Our kids like the three kinds of swings (baby, toddler, and standard), but was really cool was the slide. The Living Landscape Architecture blog did its own review of the park, informing us that the slide is 21' long. The boulders are shaped into stairs going to the top, proving a natural look to one of the coolest-looking features of any of the parks we visited.


Haines Wharf Park is really a tiny neighborhood spot close to a lot of bigger, more various-use facilities (Lynndale Park, Meadowdale Beach Park, Seaview Park, and Sierra Park are all within single-digit minutes, not to mention the various Meadowdale schools and their amenities). It's a pleasant little distraction tucked away along the shore, worth a visit if you happen to be around or you're writing a blog about all of the parks with playgrounds in the area.

Wednesday, May 4, 2016

Aparkolypse 2015: Ravenna Park

We feel claustrophobic and overrated by just writing about another place in the City of Seattle, but duty compels us to continue on in coverage of our park tour. Just north of University of Washington campus is Ravenna Park, another delightful oasis in Seattle's hellscape. Ravenna Park hits all of our most important checklist items for a good park: aesthetic quality, attractive and useful playground, multiple options for play, and non-Saw bathrooms.


The park's official website offers a full geological/topographical memoir of the region, including the cheerful tidbit, "If Ravenna seems a leafy paradise now, it is only a weed patch compared with the magnificent forest it once was. Even after the original logging craze had leveled most of the virgin timber in the Seattle area, Ravenna had been saved as a haven for fir and cedar giants." We also learn of the European origins of the neighborhood's name: "W. W. Beck, the realtor who bought the land in 1887, was ecstatic when wandering among these trees.
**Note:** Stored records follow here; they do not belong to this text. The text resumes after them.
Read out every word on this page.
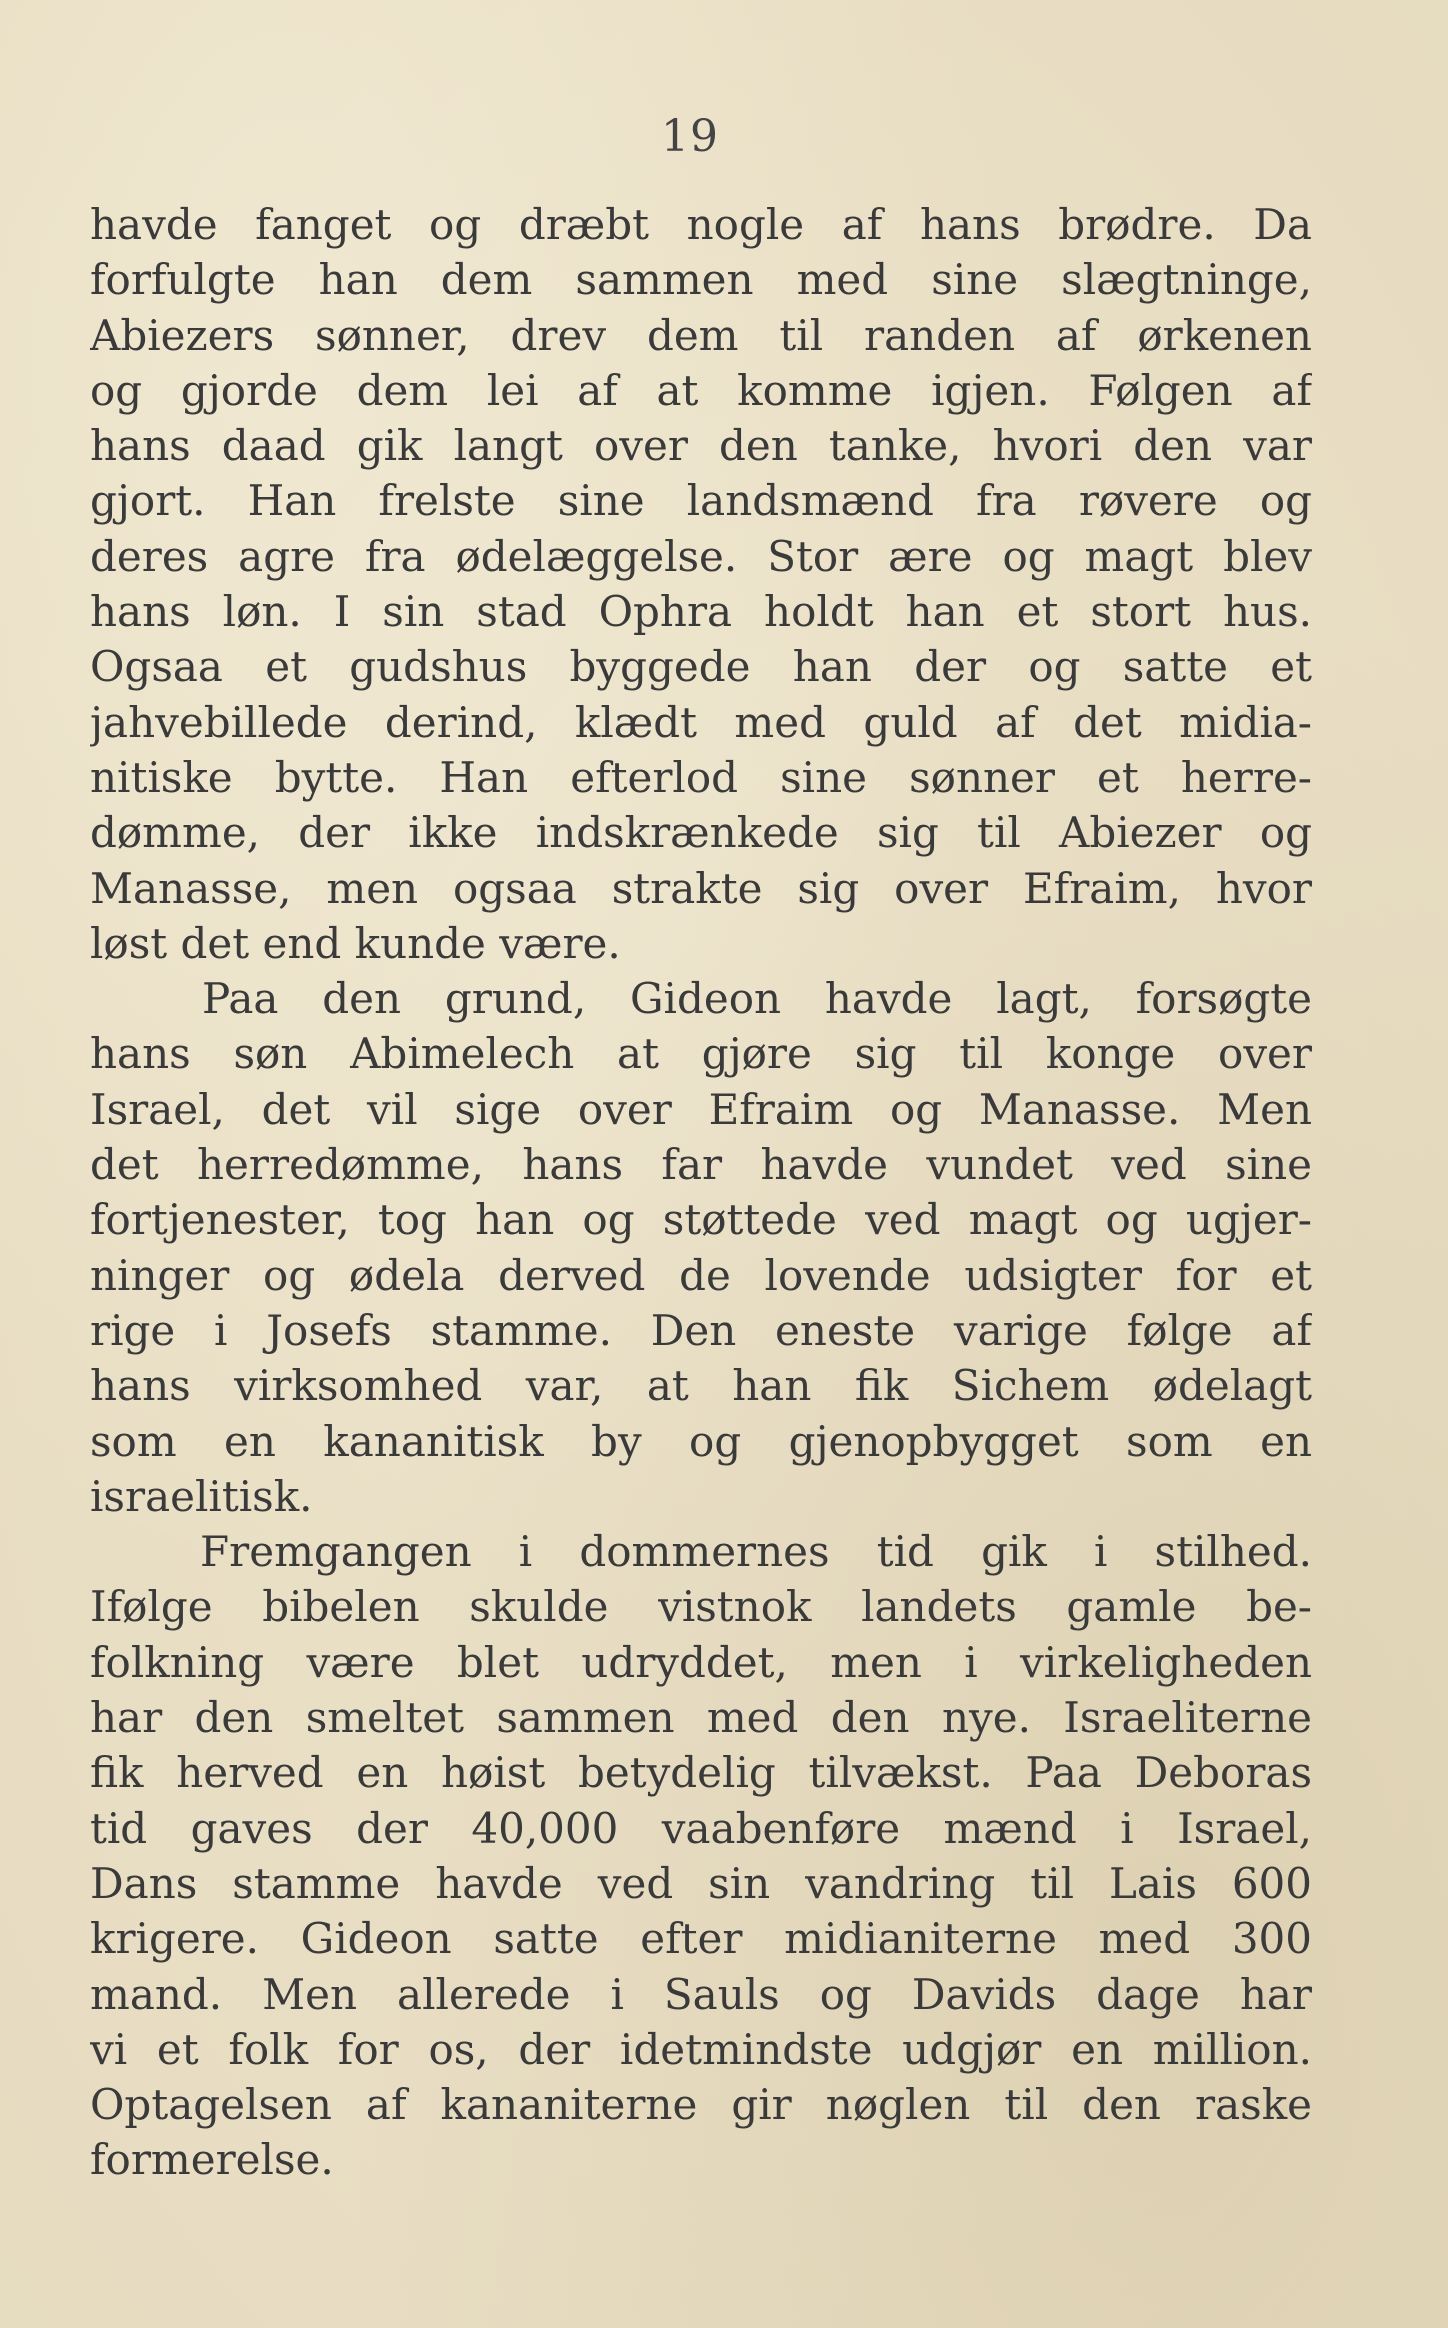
19
havde fanget og dræbt nogle af hans brødre. Da
forfulgte han dem sammen med sine slægtninge,
Abiezers sønner, drev dem til randen af ørkenen
og gjorde dem lei af at komme igjen. Følgen af
hans daad gik langt over den tanke, hvori den var
gjort. Han frelste sine landsmænd fra røvere og
deres agre fra ødelæggelse. Stor ære og magt blev
hans løn. I sin stad Ophra holdt han et stort hus.
Ogsaa et gudshus byggede han der og satte et
jahvebillede derind, klædt med guld af det midia-
nitiske bytte. Han efterlod sine sønner et herre-
dømme, der ikke indskrænkede sig til Abiezer og
Manasse, men ogsaa strakte sig over Efraim, hvor
løst det end kunde være.
Paa den grund, Gideon havde lagt, forsøgte
hans søn Abimelech at gjøre sig til konge over
Israel, det vil sige over Efraim og Manasse. Men
det herredømme, hans far havde vundet ved sine
fortjenester, tog han og støttede ved magt og ugjer-
ninger og ødela derved de lovende udsigter for et
rige i Josefs stamme. Den eneste varige følge af
hans virksomhed var, at han fik Sichem ødelagt
som en kananitisk by og gjenopbygget som en
israelitisk.
Fremgangen i dommernes tid gik i stilhed.
Ifølge bibelen skulde vistnok landets gamle be-
folkning være blet udryddet, men i virkeligheden
har den smeltet sammen med den nye. Israeliterne
fik herved en høist betydelig tilvækst. Paa Deboras
tid gaves der 40,000 vaabenføre mænd i Israel,
Dans stamme havde ved sin vandring til Lais 600
krigere. Gideon satte efter midianiterne med 300
mand. Men allerede i Sauls og Davids dage har
vi et folk for os, der idetmindste udgjør en million.
Optagelsen af kananiterne gir nøglen til den raske
formerelse.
He named the place 'Ravenna' after an Italian seacoast town that was famous for its pine trees, where poets, warriors, and statesmen once strolled in a state of euphoria similar to his own."
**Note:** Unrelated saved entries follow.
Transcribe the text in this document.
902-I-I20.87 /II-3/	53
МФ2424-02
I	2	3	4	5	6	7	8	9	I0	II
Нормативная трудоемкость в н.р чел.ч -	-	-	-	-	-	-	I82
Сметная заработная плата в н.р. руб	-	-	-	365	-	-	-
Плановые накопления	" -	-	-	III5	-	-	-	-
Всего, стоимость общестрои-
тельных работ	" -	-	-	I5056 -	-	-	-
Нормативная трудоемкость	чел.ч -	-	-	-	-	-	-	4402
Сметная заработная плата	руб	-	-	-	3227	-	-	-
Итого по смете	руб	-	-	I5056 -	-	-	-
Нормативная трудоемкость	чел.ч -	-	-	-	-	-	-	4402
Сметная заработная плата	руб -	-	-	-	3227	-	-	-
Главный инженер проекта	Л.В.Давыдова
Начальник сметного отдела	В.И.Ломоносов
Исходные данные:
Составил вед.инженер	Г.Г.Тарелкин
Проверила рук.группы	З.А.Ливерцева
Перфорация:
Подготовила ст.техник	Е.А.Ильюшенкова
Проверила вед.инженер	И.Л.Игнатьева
Ravenna Park is a place you can either make a quick trip to or spend a big chunk of the day with your group. A fact that will surprise those familiar with Seattle: the actual parking area is difficult to find and has terrible accommodations. Carpooling is strongly recommended as is anticipating that you'll park somewhere else, which you'll have to be cautious of since Seattle loves its permit parking in residential areas. Decent bathrooms and a stylish drinking fountain are right by the playground.

Wading Pool

At our visit, the wading pool wasn't available and hasn't been for a while due to budget considerations. So if you see it open, enjoy and get back to us how it went. The rules on its website make half-hearted attempts at whimsy.

Hiking Trails

Fairly tame trails 4.5 miles in length curl throughout the park (and neighboring Cowen Park), which you can navigate via this map. The part we walked was quite pretty and mostly very gentle, though there are some more challenging options available.

Picnic Area

Ravenna Park has has a reservable picnic shelter (see pics here) and has scattered picnic tables throughout the property, even in the outfield of the baseball field (see the next section).

Sport Fields

Tennis courts and a baseball/softball field are available for reservation. They're about the quality one would expect from a public city facility, but they're there if you need them.

Play Area

Our personal favorite: a giant sand pit that we didn't plan for! Our kids forsook the cool play area and spent their time filthying themselves up. Swings? Slides? Bridge? Nah - we can play with toddler toys in the sand, Dad. Sadly we were unprepared for the chess/checker board too.

The playground is cool and there is a wide open space right nearby, plenty of room to run and play with balls. But why do any of those fun things when you can fill your shoes with sand and gripe about it for the next few weeks?


Our sarcastic take on the play area aside, Ravenna Park is great. We very much enjoyed our hike and the play area. If you have the misfortune of being or (gasp) living in Seattle, we recommend you come by and enjoy.